L’Argentine ne manque pas de débats footballistiques qui divisent ; Boca ou River ? Maradona ou Messi ? Newell’s ou Central ? Les exemples sont nombreux et les échanges passionnés. Dans notre cas, il n’est pas question d’un débat entre supporters, ni d’une lutte entre clubs rivaux. Car, en réalité, on naît hincha de Boca, de Central, ou encore du Racing. En revanche, on devient adepte d’un courant philosophique, d’une façon de penser et d’un idéal footballistique. En Argentine, rien ne symbolise plus ce débat que la guerre que se livrent Menottistes et Bilardistes. Deux écoles, deux façons opposées de voir le football. D’un côté, l’éloge du « beau », du romantisme et l’idéalisation d’un football offensif portée par César Luis Menotti. De l’autre, Carlos Bilardo qui prône un football aux antipodes, caractérisé par un style défensif, rude, ne jurant que par le résultat.
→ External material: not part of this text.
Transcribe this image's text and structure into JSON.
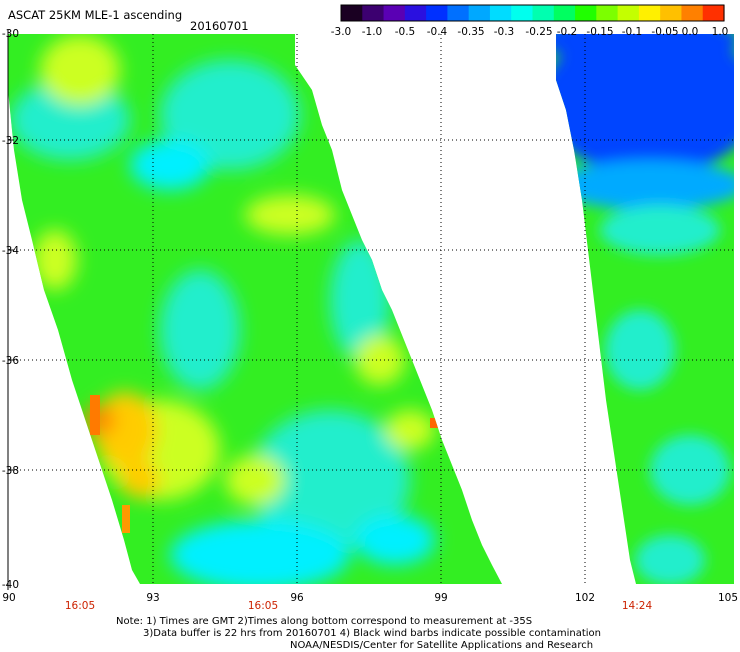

Tous deux champions du monde, le débat de leurs idées est plus que jamais d’actualité aujourd’hui, à l’heure où l’on oppose naïvement le pragmatisme et le romantisme et où les discussions sur la notion de « beau football » fleurissent.
Les deux protagonistes ont amené l’Argentine sur le sommet du monde, Menotti en 1978 et Bilardo en 1986. Ils ont dirigé l’Albiceleste durant huit années chacun. C’est à peu près tout pour les points communs. Ils ont atteint leurs objectifs de manière opposée, s’attirant les foudres et les louanges de leurs différents détracteurs et adeptes. Pour bien comprendre cette opposition de style et de philosophie, revenons sur les prémices de cette rivalité et le parcours de ces deux techniciens épatants.
Le romantisme de Menotti…
Menotti est né à Rosario en 1938. Il devient footballeur professionnel et commence sa carrière à Rosario Central, puis au Racing avant d’atterrir à Boca Juniors. Il est un joueur élégant, frêle et intelligent. Il côtoie la sélection argentine à deux reprises au milieu des années 1960. À la fin de sa carrière, il part au Mexique assister à la Coupe du Monde 1970. Ébloui par le grand Brésil de Pelé, il décide de dédier sa vie au métier d’entraineur. Il prend très rapidement les rênes de Huracán et inculque une vision très claire à ses joueurs : le résultat est moins une fin en soi que le chemin parcouru pour l’obtenir. Cette doctrine, non sans rappeler certains discours contemporains de Marcelo Bielsa, porte ses fruits et son équipe devient l’une des plus séduisantes du pays. En 1973, Huracán est champion d’Argentine pour la première fois de son histoire et enchante par son style de jeu offensif, porté par un redoublement de passes courtes et l’importance des déplacements. En plus de gagner, l’équipe doit convaincre. C’est le style et l’esthétique qui apportent la victoire et non l’inverse.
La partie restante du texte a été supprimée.